Можно было на первый случай взвесить две или три возможности. В Израиле были друзья, слабая надежда работать в журнале, я довольно сносно знал иврит, наконец, это была единственная, как казалось, страна, где я мог бы не чувствовать себя эмигрантом. Мой сын, моя русская жена выражали желание ехать туда. Впоследствии я мог убедиться, что эту маленькую страну в самом деле нельзя сопоставить ни с какой другой. Но меня тянуло в Германию. Немецкий язык я знал с отроческих лет, вырос с немецкими книжками, с философами и поэтами. Мне хотелось, чтобы наш сын учился в Европе. Можно было бы обсудить и Францию, приют всех русских эмиграций, страну, о которой не зря было сказано: chacun de nous a deux patries, la nфtre et la France (у каждого из нас две родины: наша собственная — и Франция). Но времена, когда эта страна без разговоров оказывала гостеприимство всем политическим изгнанникам, прошли. Не имея представления о пограничной и всякой другой бюрократии, я решил, что съезжу в Западную Германию на короткое время, повидаюсь с теологами, чьи труды я переводил для самиздата, и узнаю что и как. Полусознательно решение уже было принято. Старый товарищ, уехавший за два года до нас, подвез нас к баварской границе, я вылез из машины и, как говорят в таких случаях, сдался властям. В полицейском Revier (отделении) чиновник заполнил с моих слов анкету, после чего мы были помещены в деревенскую гостиницу за счет полиции. Короче говоря, мы остались в Германии.
Так как я не был заслуженным диссидентом или бывшим советским писателем, я не мог рассчитывать на торжественный прием. Прожив несколько недель в существовавшем тогда американском центре для беженцев из восточноевропейских стран, мы затем очутились в немецкой среде. Русское зарубежье третьего призыва не создало организаций взаимопомощи. Поддержку, столь необходимую каждому эмигранту в первые месяцы жизни на чужбине, нам оказали немцы. Люди, ничем мне не обязанные, взяли на себя заботу о моей семье, приютили нас и снабдили необходимым, помогли с жильем и оформлением бумаг. Ничего подобного я никогда не встречал на родине.
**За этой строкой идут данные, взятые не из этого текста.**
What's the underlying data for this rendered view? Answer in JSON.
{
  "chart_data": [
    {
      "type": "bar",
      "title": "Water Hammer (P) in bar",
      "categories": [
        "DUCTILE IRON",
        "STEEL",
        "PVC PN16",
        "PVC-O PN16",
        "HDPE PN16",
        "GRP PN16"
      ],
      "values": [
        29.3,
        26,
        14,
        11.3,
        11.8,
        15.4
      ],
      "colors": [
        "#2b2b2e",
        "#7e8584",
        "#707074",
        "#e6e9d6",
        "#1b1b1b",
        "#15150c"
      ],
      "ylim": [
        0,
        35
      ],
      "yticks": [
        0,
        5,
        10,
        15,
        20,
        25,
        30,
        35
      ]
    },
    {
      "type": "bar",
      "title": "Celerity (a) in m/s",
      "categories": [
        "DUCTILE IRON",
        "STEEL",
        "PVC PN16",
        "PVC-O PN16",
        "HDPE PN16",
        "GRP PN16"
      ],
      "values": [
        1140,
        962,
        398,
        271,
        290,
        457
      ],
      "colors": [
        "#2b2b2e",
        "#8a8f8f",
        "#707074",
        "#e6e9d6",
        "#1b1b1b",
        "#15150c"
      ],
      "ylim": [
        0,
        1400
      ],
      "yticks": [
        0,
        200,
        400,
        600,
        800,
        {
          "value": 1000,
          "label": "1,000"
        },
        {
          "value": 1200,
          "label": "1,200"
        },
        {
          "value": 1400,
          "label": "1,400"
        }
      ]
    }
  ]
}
Нужно было подумать о заработке, о продолжении учебы для сына. Спасением для русских эмигрантов (которых в те годы было очень мало) была 16-я статья Основного закона Федеративной Республики (и соответствующая ей статья 105-я баварской конституции) о предоставлении убежища преследуемым по политическим мотивам. Специальная помощь оказывалась учащейся молодежи. Мой сын окончил Studienkolleg (курс подготовки к университету), а затем медицинский факультет Мюнхенского университета. Ему пришлось овладеть не только немецким, но и английским. Студентом и позднее врачом он работал в Южной Африке и Америке. Через семь лет после приезда мы превратились из «азилянтов» (от слова Asyl — убежище) в немецких граждан. Уезжая из СССР, я был уверен, что не найду работу за границей. От медицины я отошел. Литература, из-за которой, собственно, и пришлось уехать, — не профессия. Товарищ по изгнанию, известный правозащитник, сумел добыть денег в Америке и предложил мне основать вместе с ним русский журнал. Предприятие не было коммерческим, мы получали зарплату; журнал, для которого в СССР понадобился бы обоз в 15 человек, делали два, затем три работника. Мы просуществовали восемь с половиной лет, после чего журнал закрылся из-за прекращения субсидий. Коллега отбыл в Россию, оставив мне и секретарю долги.
Еще два слова, чтобы покончить с темой «устройства». В устах каждого порядочного эмигранта слово «социализм» — ругательство, тем не менее нашим относительным благополучием мы обязаны немецкому рабочему и социалистическому (социал-демократическому) движению: именно оно добилось того, что со времен Бисмарка эта страна является социальным государством. Каждый работающий в Германии застрахован на случай болезни, безработицы и инвалидности, для чего производится три вида отчислений в половинном размере; другую половину выплачивает работодатель. Так как я не успел отработать необходимого минимума лет (и, следовательно, не успел накопить достаточную сумму взносов в пенсионный фонд), то, достигнув пенсионного возраста, я получаю очень маленькую пенсию. В России я работал шестнадцать лет, но эта страна, как известно, не выплачивает пособий своим бывшим гражданам. К счастью, мне выделил небольшое дополнение к пенсии фонд помощи деятелям искусства и литературы при президентском совете в Бонне. Я подрабатываю тем, что пишу статьи для двух радиостанций и для немецкой прессы, езжу с литературными чтениями, лекциями или докладами, занимаюсь, как и в России, переводами. Само собой разумеется, что литература в собственном смысле слова дохода почти не приносит.